Field Day unveils biomass crops, biodiesel production
The Central Lakes Agricultural Center in Staples is at the forefront of alternative fuels production. The fact was made clear at the Aug. 13 Energy/Alternative Fuels Field Day focusing on energy crops.
Bob Schafer, Central Lakes Ag Center director, coordinated a host of experts and tours at the 550-acre Ag Center northwest of town.
Of special interest was a 15-acre parcel featuring camelina, a low-input oilseed emerging as a biodiesel source grown on what is essentially wasteland. Ten inches of rainfall will bring a camelina crop to full yield maturity.
Likewise, on-farm biodsiesel production developed by Dr. Greg Mowry of the University of St. Thomas drew interest among guests from as far as North Dakota and the
metropolitan Twin Cities area.
Paul Aakre of the University of Minnesota-Crookston demonstrated farm-scale oil extraction using the Komet press and canola.

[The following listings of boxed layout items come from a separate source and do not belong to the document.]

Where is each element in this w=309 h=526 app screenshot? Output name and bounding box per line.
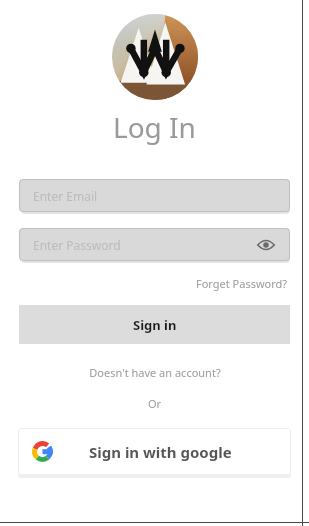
staticText: Forget Password? xyxy=(196,276,288,291)
staticText: Log In xyxy=(113,108,196,146)
staticText: Sign in xyxy=(133,316,177,334)
staticText: Enter Password xyxy=(33,237,256,253)
staticText: Enter Email xyxy=(33,188,276,204)
button[interactable]: Doesn't have an account? xyxy=(83,363,227,382)
button[interactable]: Sign in with google xyxy=(18,428,291,475)
staticText: Sign in with google xyxy=(89,442,232,462)
button[interactable]: Sign in xyxy=(19,305,290,344)
staticText: Doesn't have an account? xyxy=(89,365,221,380)
staticText: Or xyxy=(148,396,162,411)
button[interactable]: Forget Password? xyxy=(194,273,290,294)
button[interactable]: Show password xyxy=(256,235,276,255)
button[interactable]: Enter Password xyxy=(19,228,290,261)
button[interactable]: Enter Email xyxy=(19,179,290,212)
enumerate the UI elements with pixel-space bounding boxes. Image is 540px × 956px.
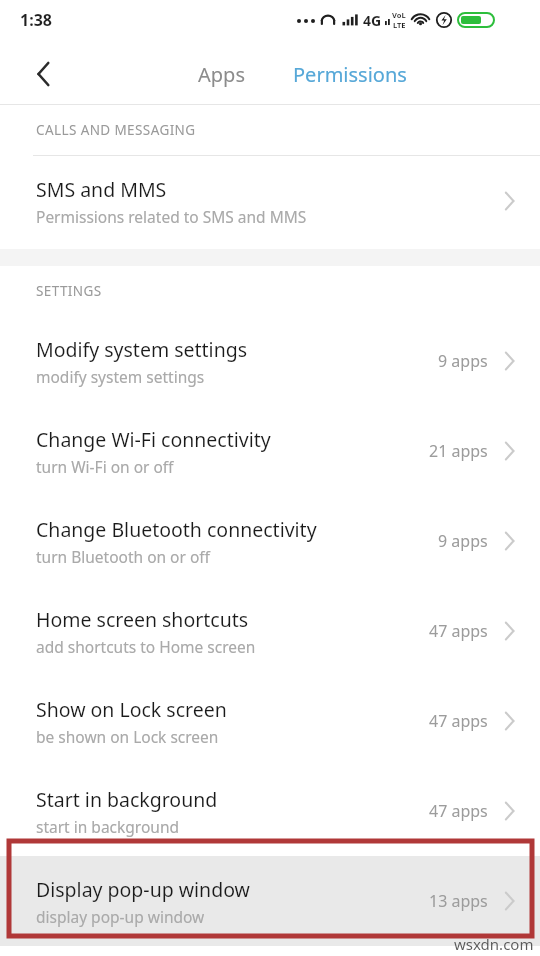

Other energy crop plots viewed at the Ag Center: switchgrass, big bluestem, intermediate wheatgrass, prairie cordgrass, native prairie blend, miscanthus, survivor false indigo, and sweet sorghum.
Central Lakes College plans to burn biodiesel fuel from the Ag Center in its vehicles operated in the Diesel Technology and Heavy Equipment Operation and Maintenance programs at Staples.